Although a large chunk of the increased visits by EU nationals can be attributed to the Eurovision song contest, which Kiev hosted in late May, local realtors and tour operators say the larger numbers have been holding since then.
"Between May and July we have had twice the number of clients and our profits have doubled," said Olexander Radich, owner of two small travel agencies Comrad and Easten House in Kiev.
"It was a very good decision," said Alla Nikitchenko, manager of one of Ukraine's biggest travel agencies, Hamalia. "Trips have become cheaper and easier to do. Businessmen particularly appreciate not having to wait for a visa anymore."
The visitors themselves are also thrilled.

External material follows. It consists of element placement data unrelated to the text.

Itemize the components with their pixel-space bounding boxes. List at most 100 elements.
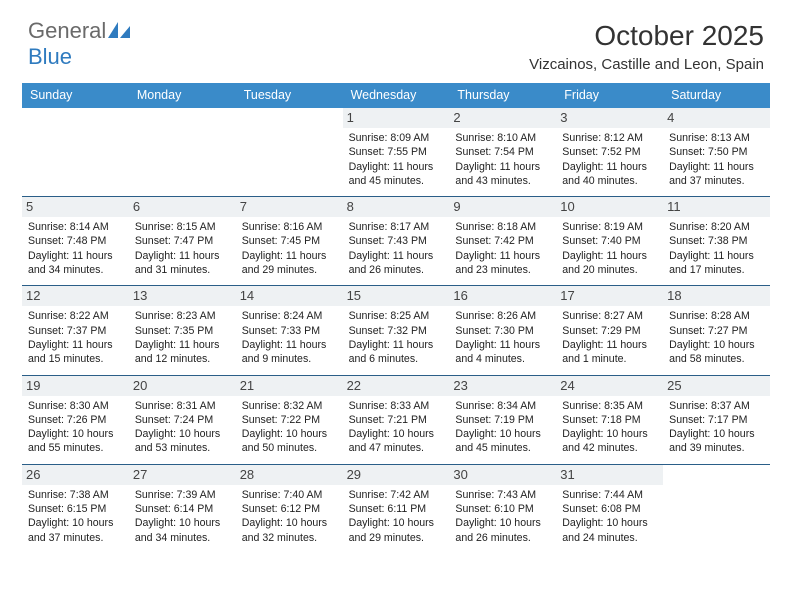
sunrise-text: Sunrise: 8:28 AM [669,309,764,323]
calendar-week: 12Sunrise: 8:22 AMSunset: 7:37 PMDayligh… [22,286,770,375]
day-number: 6 [129,197,236,217]
sunrise-text: Sunrise: 8:26 AM [455,309,550,323]
sunrise-text: Sunrise: 7:42 AM [349,488,444,502]
day-details: Sunrise: 8:20 AMSunset: 7:38 PMDaylight:… [669,220,764,277]
daylight-text: Daylight: 11 hours and 4 minutes. [455,338,550,367]
logo-text-1: General [28,20,106,42]
calendar-cell: 7 Sunrise: 8:16 AMSunset: 7:45 PMDaylight… [236,197,343,285]
day-details: Sunrise: 8:15 AMSunset: 7:47 PMDaylight:… [135,220,230,277]
day-number: 12 [22,286,129,306]
daylight-text: Daylight: 10 hours and 53 minutes. [135,427,230,456]
sunset-text: Sunset: 7:35 PM [135,324,230,338]
sunrise-text: Sunrise: 8:22 AM [28,309,123,323]
sunset-text: Sunset: 7:21 PM [349,413,444,427]
day-details: Sunrise: 8:19 AMSunset: 7:40 PMDaylight:… [562,220,657,277]
daylight-text: Daylight: 11 hours and 45 minutes. [349,160,444,189]
day-details: Sunrise: 8:12 AMSunset: 7:52 PMDaylight:… [562,131,657,188]
daylight-text: Daylight: 11 hours and 6 minutes. [349,338,444,367]
sunrise-text: Sunrise: 7:39 AM [135,488,230,502]
calendar-cell: 21Sunrise: 8:32 AMSunset: 7:22 PMDayligh… [236,376,343,464]
day-number: 27 [129,465,236,485]
day-header-wed: Wednesday [343,83,450,108]
day-details: Sunrise: 7:44 AMSunset: 6:08 PMDaylight:… [562,488,657,545]
sunset-text: Sunset: 7:40 PM [562,234,657,248]
day-details: Sunrise: 8:30 AMSunset: 7:26 PMDaylight:… [28,399,123,456]
day-header-sat: Saturday [663,83,770,108]
sunset-text: Sunset: 6:11 PM [349,502,444,516]
calendar-cell: 22Sunrise: 8:33 AMSunset: 7:21 PMDayligh… [343,376,450,464]
page-header: General October 2025 Vizcainos, Castille… [0,0,792,83]
sunrise-text: Sunrise: 8:09 AM [349,131,444,145]
day-number: 30 [449,465,556,485]
sunrise-text: Sunrise: 7:43 AM [455,488,550,502]
day-number: 7 [236,197,343,217]
day-details: Sunrise: 8:31 AMSunset: 7:24 PMDaylight:… [135,399,230,456]
calendar-cell [663,465,770,553]
day-number: 20 [129,376,236,396]
sunrise-text: Sunrise: 8:37 AM [669,399,764,413]
day-details: Sunrise: 8:16 AMSunset: 7:45 PMDaylight:… [242,220,337,277]
day-details: Sunrise: 8:27 AMSunset: 7:29 PMDaylight:… [562,309,657,366]
day-header-row: Sunday Monday Tuesday Wednesday Thursday… [22,83,770,108]
day-number: 31 [556,465,663,485]
calendar-cell: 31 Sunrise: 7:44 AMSunset: 6:08 PMDayligh… [556,465,663,553]
calendar-cell: 23Sunrise: 8:34 AMSunset: 7:19 PMDayligh… [449,376,556,464]
day-details: Sunrise: 8:33 AMSunset: 7:21 PMDaylight:… [349,399,444,456]
day-number: 29 [343,465,450,485]
sunrise-text: Sunrise: 8:24 AM [242,309,337,323]
sunset-text: Sunset: 7:29 PM [562,324,657,338]
daylight-text: Daylight: 11 hours and 9 minutes. [242,338,337,367]
sunset-text: Sunset: 6:10 PM [455,502,550,516]
day-number: 16 [449,286,556,306]
title-block: October 2025 Vizcainos, Castille and Leo… [529,20,764,79]
daylight-text: Daylight: 10 hours and 55 minutes. [28,427,123,456]
day-number: 13 [129,286,236,306]
day-number: 5 [22,197,129,217]
calendar-cell: 19Sunrise: 8:30 AMSunset: 7:26 PMDayligh… [22,376,129,464]
day-header-tue: Tuesday [236,83,343,108]
sunrise-text: Sunrise: 8:10 AM [455,131,550,145]
sunrise-text: Sunrise: 8:13 AM [669,131,764,145]
day-header-thu: Thursday [449,83,556,108]
sunset-text: Sunset: 7:17 PM [669,413,764,427]
calendar-cell [129,108,236,196]
month-title: October 2025 [529,20,764,52]
sunset-text: Sunset: 7:55 PM [349,145,444,159]
sunrise-text: Sunrise: 8:35 AM [562,399,657,413]
logo-text-2: Blue [28,44,72,70]
daylight-text: Daylight: 10 hours and 24 minutes. [562,516,657,545]
sunrise-text: Sunrise: 8:34 AM [455,399,550,413]
day-number: 24 [556,376,663,396]
sunrise-text: Sunrise: 8:31 AM [135,399,230,413]
day-number: 15 [343,286,450,306]
sunrise-text: Sunrise: 8:23 AM [135,309,230,323]
daylight-text: Daylight: 11 hours and 17 minutes. [669,249,764,278]
day-header-mon: Monday [129,83,236,108]
calendar-week: 26Sunrise: 7:38 AMSunset: 6:15 PMDayligh… [22,465,770,553]
sunset-text: Sunset: 7:37 PM [28,324,123,338]
sunset-text: Sunset: 7:32 PM [349,324,444,338]
daylight-text: Daylight: 11 hours and 29 minutes. [242,249,337,278]
sunrise-text: Sunrise: 7:44 AM [562,488,657,502]
sunrise-text: Sunrise: 8:14 AM [28,220,123,234]
sunset-text: Sunset: 6:08 PM [562,502,657,516]
calendar-cell [236,108,343,196]
day-number: 2 [449,108,556,128]
sunset-text: Sunset: 7:27 PM [669,324,764,338]
calendar: Sunday Monday Tuesday Wednesday Thursday… [22,83,770,553]
day-number: 17 [556,286,663,306]
daylight-text: Daylight: 10 hours and 32 minutes. [242,516,337,545]
calendar-cell: 17 Sunrise: 8:27 AMSunset: 7:29 PMDayligh… [556,286,663,374]
sunrise-text: Sunrise: 8:19 AM [562,220,657,234]
daylight-text: Daylight: 11 hours and 34 minutes. [28,249,123,278]
day-details: Sunrise: 8:26 AMSunset: 7:30 PMDaylight:… [455,309,550,366]
day-number: 23 [449,376,556,396]
sunrise-text: Sunrise: 8:25 AM [349,309,444,323]
sunrise-text: Sunrise: 8:12 AM [562,131,657,145]
daylight-text: Daylight: 11 hours and 31 minutes. [135,249,230,278]
sunset-text: Sunset: 7:54 PM [455,145,550,159]
sunset-text: Sunset: 7:52 PM [562,145,657,159]
calendar-cell: 26Sunrise: 7:38 AMSunset: 6:15 PMDayligh… [22,465,129,553]
day-details: Sunrise: 8:22 AMSunset: 7:37 PMDaylight:… [28,309,123,366]
sunrise-text: Sunrise: 7:40 AM [242,488,337,502]
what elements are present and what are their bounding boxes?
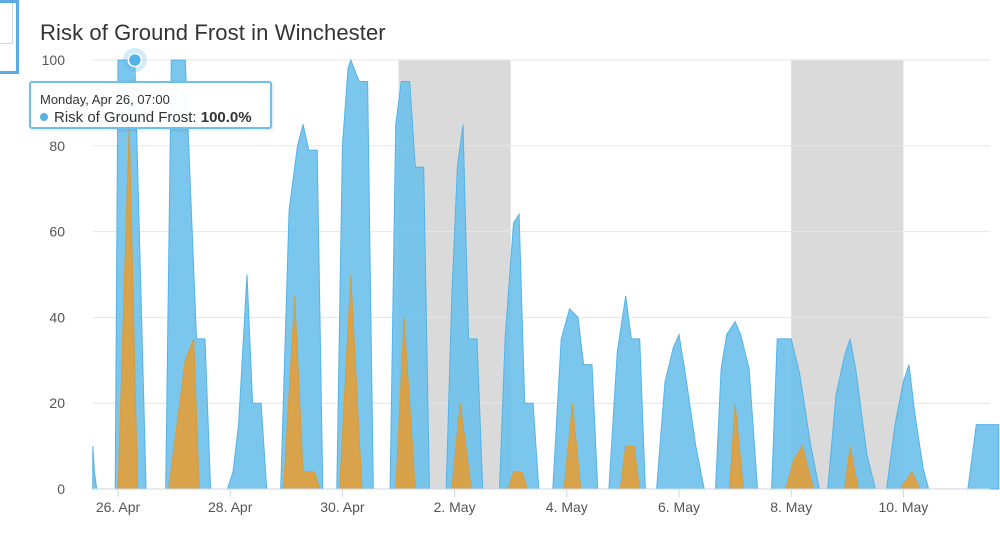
- y-tick-label-0: 0: [57, 481, 65, 497]
- x-tick-label-5: 6. May: [658, 499, 700, 515]
- series-area-0: [92, 58, 1000, 490]
- y-tick-label-100: 100: [42, 52, 66, 68]
- series-area-1: [117, 124, 921, 490]
- y-tick-label-20: 20: [49, 395, 65, 411]
- x-tick-label-6: 8. May: [770, 499, 812, 515]
- tooltip-date: Monday, Apr 26, 07:00: [40, 92, 170, 107]
- tooltip-value: 100.0%: [200, 109, 252, 126]
- x-tick-label-2: 30. Apr: [320, 499, 365, 515]
- y-tick-label-40: 40: [49, 309, 65, 325]
- axes: 0 20 40 60 80 100 26. Apr 28. Apr 30. Apr 2. May 4…: [42, 52, 990, 515]
- series-areas: [92, 58, 1000, 490]
- x-tick-label-7: 10. May: [878, 499, 928, 515]
- tooltip-series: Risk of Ground Frost: [54, 109, 193, 126]
- chart-title: Risk of Ground Frost in Winchester: [40, 20, 386, 45]
- x-tick-label-4: 4. May: [546, 499, 588, 515]
- hover-point: [127, 52, 143, 68]
- x-tick-label-1: 28. Apr: [208, 499, 253, 515]
- x-tick-label-0: 26. Apr: [96, 499, 141, 515]
- tooltip-separator: :: [192, 109, 197, 126]
- x-tick-label-3: 2. May: [434, 499, 476, 515]
- series-dot-icon: [40, 113, 48, 121]
- tooltip: Monday, Apr 26, 07:00 Risk of Ground Fro…: [29, 81, 272, 129]
- hover-marker: [122, 48, 147, 72]
- tooltip-row: Risk of Ground Frost: 100.0%: [40, 109, 252, 126]
- panel-edge-fragment: [0, 0, 19, 74]
- y-tick-label-80: 80: [49, 138, 65, 154]
- y-tick-label-60: 60: [49, 224, 65, 240]
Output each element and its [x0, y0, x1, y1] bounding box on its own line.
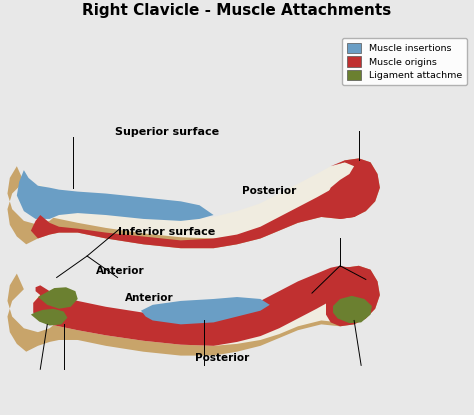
Polygon shape	[141, 297, 270, 325]
Polygon shape	[326, 266, 380, 326]
Text: Posterior: Posterior	[242, 186, 296, 195]
Polygon shape	[33, 270, 371, 346]
Polygon shape	[33, 266, 354, 346]
Polygon shape	[31, 309, 67, 325]
Polygon shape	[326, 159, 380, 219]
Polygon shape	[31, 180, 368, 248]
Polygon shape	[333, 296, 372, 323]
Text: Superior surface: Superior surface	[115, 127, 219, 137]
Title: Right Clavicle - Muscle Attachments: Right Clavicle - Muscle Attachments	[82, 3, 392, 18]
Text: Anterior: Anterior	[125, 293, 173, 303]
Text: Inferior surface: Inferior surface	[118, 227, 215, 237]
Polygon shape	[8, 159, 380, 248]
Legend: Muscle insertions, Muscle origins, Ligament attachme: Muscle insertions, Muscle origins, Ligam…	[342, 38, 466, 85]
Polygon shape	[8, 266, 380, 356]
Text: Anterior: Anterior	[96, 266, 144, 276]
Polygon shape	[38, 287, 78, 309]
Polygon shape	[17, 170, 214, 221]
Text: Posterior: Posterior	[195, 354, 249, 364]
Polygon shape	[33, 162, 371, 239]
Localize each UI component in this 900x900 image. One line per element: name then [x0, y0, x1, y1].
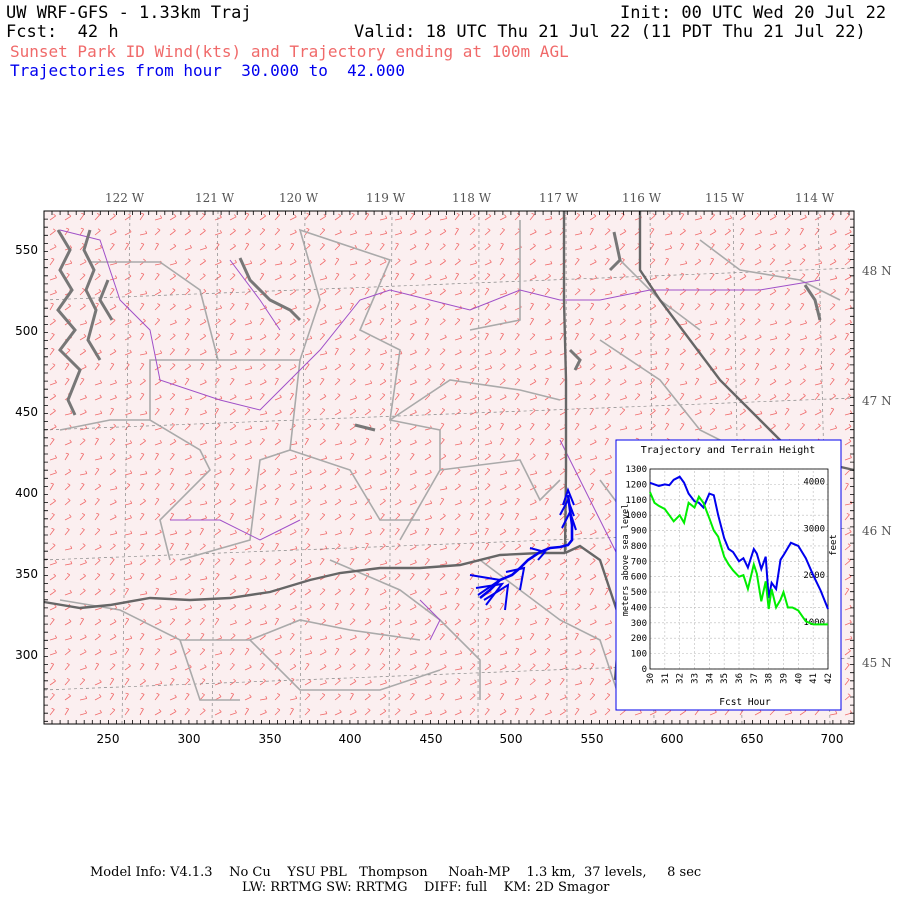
lon-label: 117 W	[539, 191, 579, 205]
x-tick: 250	[97, 732, 120, 746]
inset-right-ylabel: feet	[829, 534, 839, 556]
inset-x-tick: 30	[646, 673, 656, 684]
model-info-line1: Model Info: V4.1.3 No Cu YSU PBL Thompso…	[90, 865, 702, 880]
field-title: Sunset Park ID Wind(kts) and Trajectory …	[10, 42, 569, 61]
lon-label: 115 W	[705, 191, 745, 205]
inset-title: Trajectory and Terrain Height	[641, 445, 816, 456]
inset-chart: Trajectory and Terrain Height meters abo…	[615, 439, 842, 711]
frame-ticks	[43, 210, 854, 724]
inset-y2-tick: 1000	[803, 618, 825, 628]
inset-x-tick: 39	[780, 673, 790, 684]
inset-y2-tick: 4000	[803, 477, 825, 487]
inset-xlabel: Fcst Hour	[719, 697, 771, 708]
trajectory-arrows	[469, 487, 577, 611]
rivers	[59, 229, 821, 641]
inset-y-tick: 600	[631, 573, 647, 583]
lon-label: 118 W	[452, 191, 492, 205]
trajectory-label: Trajectories from hour 30.000 to 42.000	[10, 61, 405, 80]
inset-x-tick: 40	[794, 673, 804, 684]
lon-label: 121 W	[195, 191, 235, 205]
lat-label: 45 N	[862, 656, 892, 670]
meridian-line	[388, 210, 393, 725]
x-tick: 400	[339, 732, 362, 746]
y-tick: 400	[15, 486, 38, 500]
lon-label: 122 W	[105, 191, 145, 205]
inset-plot-frame	[649, 468, 829, 670]
x-tick: 650	[741, 732, 764, 746]
y-tick: 550	[15, 243, 38, 257]
inset-y-tick: 1300	[625, 465, 647, 475]
meridian-line	[211, 210, 219, 725]
init-time: Init: 00 UTC Wed 20 Jul 22	[620, 3, 887, 23]
lat-label: 47 N	[862, 394, 892, 408]
lon-labels: 122 W 121 W 120 W 119 W 118 W 117 W 116 …	[105, 191, 835, 205]
y-tick: 350	[15, 567, 38, 581]
lon-label: 114 W	[795, 191, 835, 205]
forecast-hour: Fcst: 42 h	[6, 22, 119, 42]
trajectory-height-line	[649, 475, 829, 610]
inset-axes: 0 100 200 300 400 500 600 700 800 900 1000 1100 1200…	[625, 465, 834, 684]
inset-y-tick: 300	[631, 619, 647, 629]
inset-series	[649, 475, 829, 626]
x-tick: 550	[581, 732, 604, 746]
inset-y-tick: 700	[631, 557, 647, 567]
model-title: UW WRF-GFS - 1.33km Traj	[6, 3, 252, 23]
x-tick: 600	[661, 732, 684, 746]
lat-label: 46 N	[862, 524, 892, 538]
frame-tick-marks	[43, 210, 854, 724]
lon-label: 119 W	[366, 191, 406, 205]
trajectory-path	[469, 487, 577, 611]
y-tick: 450	[15, 405, 38, 419]
inset-y-tick: 1200	[625, 480, 647, 490]
inset-x-tick: 42	[824, 673, 834, 684]
inset-x-tick: 38	[765, 673, 775, 684]
inset-x-tick: 32	[676, 673, 686, 684]
lon-label: 120 W	[279, 191, 319, 205]
x-tick-labels: 250 300 350 400 450 500 550 600 650 700	[97, 732, 844, 746]
y-tick-labels: 550 500 450 400 350 300	[15, 243, 38, 662]
inset-y-tick: 1000	[625, 511, 647, 521]
inset-y-tick: 200	[631, 634, 647, 644]
x-tick: 700	[821, 732, 844, 746]
inset-y-tick: 900	[631, 527, 647, 537]
inset-left-ylabel: meters above sea level	[621, 504, 631, 617]
inset-x-tick: 31	[661, 673, 671, 684]
inset-y-tick: 500	[631, 588, 647, 598]
x-tick: 300	[178, 732, 201, 746]
inset-x-tick: 37	[750, 673, 760, 684]
lat-label: 48 N	[862, 264, 892, 278]
map-frame	[43, 210, 855, 725]
inset-grid	[649, 468, 829, 670]
y-tick: 500	[15, 324, 38, 338]
inset-y-tick: 1100	[625, 496, 647, 506]
meridian-line	[299, 210, 306, 725]
inset-y-tick: 400	[631, 603, 647, 613]
inset-y-tick: 100	[631, 650, 647, 660]
inset-x-tick: 34	[705, 673, 715, 684]
inset-y-tick: 0	[642, 665, 647, 675]
coastline-water	[56, 229, 822, 432]
x-tick: 500	[500, 732, 523, 746]
lon-label: 116 W	[622, 191, 662, 205]
county-borders	[59, 220, 841, 701]
inset-x-tick: 36	[735, 673, 745, 684]
meridian-line	[477, 210, 480, 725]
terrain-height-line	[649, 491, 828, 626]
inset-y2-tick: 3000	[803, 524, 825, 534]
inset-y-tick: 800	[631, 542, 647, 552]
lat-labels: 48 N 47 N 46 N 45 N	[862, 264, 892, 670]
inset-x-tick: 33	[691, 673, 701, 684]
model-info-line2: LW: RRTMG SW: RRTMG DIFF: full KM: 2D Sm…	[242, 880, 610, 895]
y-tick: 300	[15, 648, 38, 662]
inset-x-tick: 35	[720, 673, 730, 684]
valid-time: Valid: 18 UTC Thu 21 Jul 22 (11 PDT Thu …	[354, 22, 866, 42]
inset-x-tick: 41	[809, 673, 819, 684]
x-tick: 450	[420, 732, 443, 746]
x-tick: 350	[259, 732, 282, 746]
meridian-line	[565, 210, 568, 725]
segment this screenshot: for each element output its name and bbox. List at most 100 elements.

"It made it easier: cheaper and less hassle," Ian Chipp-Smith, a Briton who decided to make his first visit to Ukraine after having watched the "orange revolution" on television, said recently as he strolled on Kiev's main Kreshchatik Avenue.
Chipp-Smith and his friend David Smith spent in July a dozen days in Kiev and the western city of Lviv, which is listed as a UNESCO World Heritage site, and the pair plan to return in winter.
"The architecture is interesting... and we just found people nice and open," Smith said.